Ogni tanto Mattarella la fa qualche dichiarazione pubblica, anche sui temi più sensibili come l’immigrazione. Nell’ultima settimana ci sono stati tre naufragi in tre giorni di fila, e sono morte nuovamente numerose persone.
Il Presidente allora lo dice forte e chiaro: il problema si affronta con più integrazione. Parole sacrosante, vere, impossibile non condividere. Eppure, il problema non è solo l’integrazione. O, per meglio dire, andrebbe letto in modo più ampio. Il problema è che non c’è ancora una visione d’insieme del fenomeno dell’immigrazione. Non è più un’emergenza, è un meccanismo consolidato e funzionale, che si basa non tanto sulla mancanza di integrazione, ma sulla mancanza di cooperazione. Ogni stato va da se. Ogni paese li fa passare, questi immigrati tanto caniati, per non prendersene carico. E lo fa con cognizione di causa, non certo per incapacità.
Riproponiamo al Presidente allora una soluzione presentata già negli anni ’70, che continua ad essere attualissima: i corridoi umanitari. Non solo dei percorsi prestabiliti per accogliere chi fugge, senza mandarlo in contro alla morte, ma anche dei canali principali per l’identificazione.
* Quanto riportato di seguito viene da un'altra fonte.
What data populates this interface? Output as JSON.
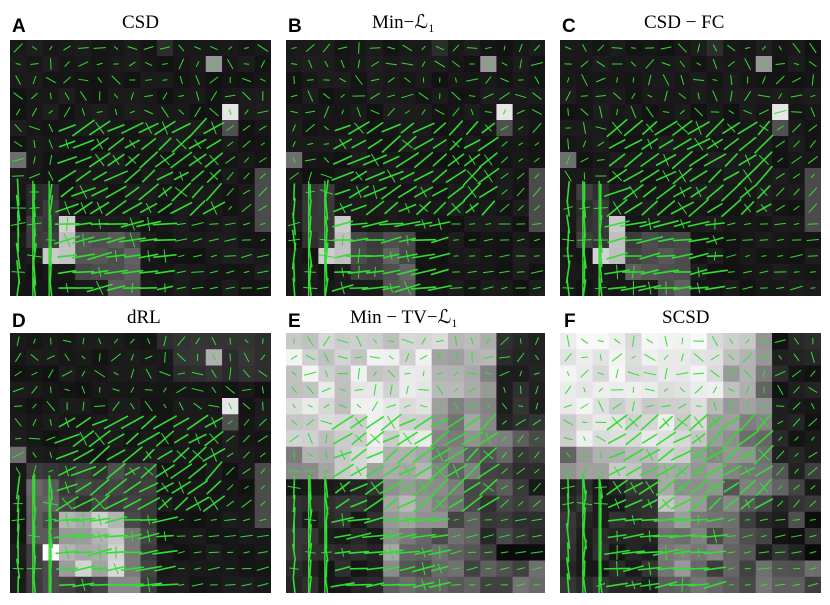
{
  "panels": [
    {
      "letter": "A",
      "title": "CSD",
      "variant": "dark"
    },
    {
      "letter": "B",
      "title": "Min−ℒ₁",
      "variant": "dark"
    },
    {
      "letter": "C",
      "title": "CSD − FC",
      "variant": "dark"
    },
    {
      "letter": "D",
      "title": "dRL",
      "variant": "dark2"
    },
    {
      "letter": "E",
      "title": "Min − TV−ℒ₁",
      "variant": "light"
    },
    {
      "letter": "F",
      "title": "SCSD",
      "variant": "light2"
    }
  ],
  "colors": {
    "background": "#ffffff",
    "glyph": "#33dd33",
    "text": "#000000"
  }
}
La rotta balcanica poteva diventare il primo corridoio Europeo, e invece è diventato il simbolo della mancanza di organizzazione delle nazioni. Anziché essere organizzato a dovere, si è provveduto a militarizzare, chiudere, a barricarsi in casa.
La stessa cosa vale per le rotte marine. Sappiamo le spiagge da dove partono i barconi, sappiamo come si muovono, come arrivano, dove si eseguono gli scambi. Eppure, lasciamo quei barconi li, alla deriva. Se arrivano si fà quel che si può, sennò pazienza.
In Italia serve sicuramente più integrazione, ma prima ancora servirebbe una rete per gestire al meglio i flussi migratori. Perché, se ci fate caso, ormai da più di 30 anni si parla di “emergenza”. Beh, dovrebbe essere arrivato il momento di cambiare musica.